Here’s why Manchester should leave the NUS
You can keep your discounts
In February this year, the LGBT representative for the NUS labelled Peter Tatchell, an activist who has campaigned for gay rights since the 1970s, as ‘transphobic’ and ‘racist’ . The representative, Fran Cowling, then refused to speak at an event with him. Following on from this, she refused to present any evidence of the claims she made and didn’t respond to Tatchell’s emails in which he offered to come to an amicable solution. The NUS was accused of no-platforming the activist, but have since denied this.
In the same month, the NUS banned Nick Lowles, founder of ‘HOPE not hate’, from speaking at an event. ‘HOPE not hate’ is an anti-fascism and anti-racism movement which is credited for opposing the rise of the BNP in 2009 as well as actively working against groups such as EDL and challenging hatred towards Muslims, yet the campaigner was stopped from speaking under the grounds that his views were Islamophobic.
It would seem that these issues have only started occurring recently, however, the problem extends to 2014, when a motion to condemn ISIS and show support to the Kurdish forces opposing them was voted down. A Black Students’ officer in the NUS went on to publicly defend this decision, claiming that it was an act of ‘blatant Islamophobia’ and ‘justification for war’.
This executive member of the NUS, Malia Bouattia, went on to become elected as the new president of the NUS in late April this year. Bouattia has been known to have made anti-semitic comments, even about her own alma mater, the University of Birmingham, labelling it as a “Zionist outpost” due to it having the largest Jewish student society in the country.
What Exactly are the NUS Trying to Achieve?
“We support and strengthen students and their unions. We are informed – developing research that influences national policy.
“We are active – taking on all the issues that affect students’ lives now and in future. We know students.”
Taken from their website, it’s already evident that the NUS seems to have contradicted itself this year. In light of recent events, the NUS has shown itself to be doing the opposite of uniting students and strengthening student unions. Does dropping cis gay LGBT representatives in any way appear to show unity or is it only undermining it?

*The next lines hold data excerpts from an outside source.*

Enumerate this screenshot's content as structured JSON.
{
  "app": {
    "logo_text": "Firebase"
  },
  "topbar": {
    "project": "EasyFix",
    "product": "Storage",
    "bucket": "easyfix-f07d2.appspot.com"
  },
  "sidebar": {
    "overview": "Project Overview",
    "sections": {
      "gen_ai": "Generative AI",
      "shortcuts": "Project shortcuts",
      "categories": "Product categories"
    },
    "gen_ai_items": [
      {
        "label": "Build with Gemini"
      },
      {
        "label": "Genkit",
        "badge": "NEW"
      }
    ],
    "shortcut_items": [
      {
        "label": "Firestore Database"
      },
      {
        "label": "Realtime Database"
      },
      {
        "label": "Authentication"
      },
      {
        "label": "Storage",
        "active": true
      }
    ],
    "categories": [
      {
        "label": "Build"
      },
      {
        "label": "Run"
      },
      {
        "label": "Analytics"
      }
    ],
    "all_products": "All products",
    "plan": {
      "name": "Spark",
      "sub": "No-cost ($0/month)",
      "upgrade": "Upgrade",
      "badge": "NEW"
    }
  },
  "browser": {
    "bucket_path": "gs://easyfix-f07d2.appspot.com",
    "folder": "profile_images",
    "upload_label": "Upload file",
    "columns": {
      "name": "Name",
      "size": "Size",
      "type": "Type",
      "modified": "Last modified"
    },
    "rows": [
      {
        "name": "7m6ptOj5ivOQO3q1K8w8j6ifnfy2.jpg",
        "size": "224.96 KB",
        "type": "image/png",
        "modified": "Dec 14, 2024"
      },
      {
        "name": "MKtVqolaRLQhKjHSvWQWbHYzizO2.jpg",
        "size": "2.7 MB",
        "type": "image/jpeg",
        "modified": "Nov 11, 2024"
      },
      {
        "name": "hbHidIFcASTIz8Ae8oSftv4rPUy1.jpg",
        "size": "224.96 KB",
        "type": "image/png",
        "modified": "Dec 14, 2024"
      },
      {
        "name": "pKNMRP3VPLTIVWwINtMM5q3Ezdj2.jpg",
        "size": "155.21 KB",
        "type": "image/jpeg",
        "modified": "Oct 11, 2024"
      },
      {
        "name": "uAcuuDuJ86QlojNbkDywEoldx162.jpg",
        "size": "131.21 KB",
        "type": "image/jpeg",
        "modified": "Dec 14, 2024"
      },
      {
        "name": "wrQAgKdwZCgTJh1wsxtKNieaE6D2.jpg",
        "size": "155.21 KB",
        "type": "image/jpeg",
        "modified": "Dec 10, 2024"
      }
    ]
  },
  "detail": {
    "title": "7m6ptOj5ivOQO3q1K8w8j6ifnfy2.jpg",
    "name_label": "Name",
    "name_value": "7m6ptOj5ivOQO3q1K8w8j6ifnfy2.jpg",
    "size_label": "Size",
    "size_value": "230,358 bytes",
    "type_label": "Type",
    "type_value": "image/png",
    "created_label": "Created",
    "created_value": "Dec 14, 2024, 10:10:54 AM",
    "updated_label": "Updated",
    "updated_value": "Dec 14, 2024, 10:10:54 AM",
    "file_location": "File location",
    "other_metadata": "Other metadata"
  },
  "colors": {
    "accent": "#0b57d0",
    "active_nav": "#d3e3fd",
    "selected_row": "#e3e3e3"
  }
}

“We fight discrimination, isolation and injustice. Through practical information and national action, we make sure students can thrive.”
How does the NUS fight discrimination, isolation and injustice by accusing cis white gay men to be the cause of problems within LGBT+ societies and by banning anti-racism campaigners?
“We know students.”
“We are students. We are 7 million student voices.”
It seems once again that the NUS seem to be a bit confused. Students value free speech and the flow of ideas. By enforcing the no-platforming policy to ban more and more good-willed speakers in student unions across the country, not only does this undermine the intelligence of students to be able to listen to opinions with an open mind but also distorts the reputation of our generation to older generations. It is for this reason that many students have started to feel discontent towards the NUS – they feel that it no longer represents their interests.
Why should the Manchester students’ union leave the NUS?
This was published by the NUS in March this year:
We can see that throughout the course of the year, we can only expect a development from the issues that were first addressed in this article. Don’t misunderstand the points I am making by this – I do believe that, ideologically, these ideas show potential towards making oppressed groups feel safer.
However, I’ve shown you by this stage, that the way it has been enforced has been shockingly riddled with hypocrisy, and from the looks of things, it’s doubtful that we will see an improvement.
In Manchester we have the largest Students’ Union in the country. It almost seems like a joke that despite the diverse student voice, we stopped free speech in a debate about free speech. When we were ultimately allowed to go ahead with the debate, what we found was that no harm was done to either sides and people who disagreed with the views of the speakers had an opportunity to challenge them as adults. So why is it that we are still backing an organisation which treats us like children?
Even if we decide to take this chance and stay, we have to consider everything which we stand to lose. Universities are a breeding ground for new and exciting ideas: students can accept or have contrasting views and compare them with the views of others, but what happens if the pool of opinion starts to reduce in size until all that is left is what is deemed acceptable by a select few?
As of today there are 12 student unions which aren’t affiliated with the NUS. Maybe it’s time for a 13th member to step into play. Who’s with me?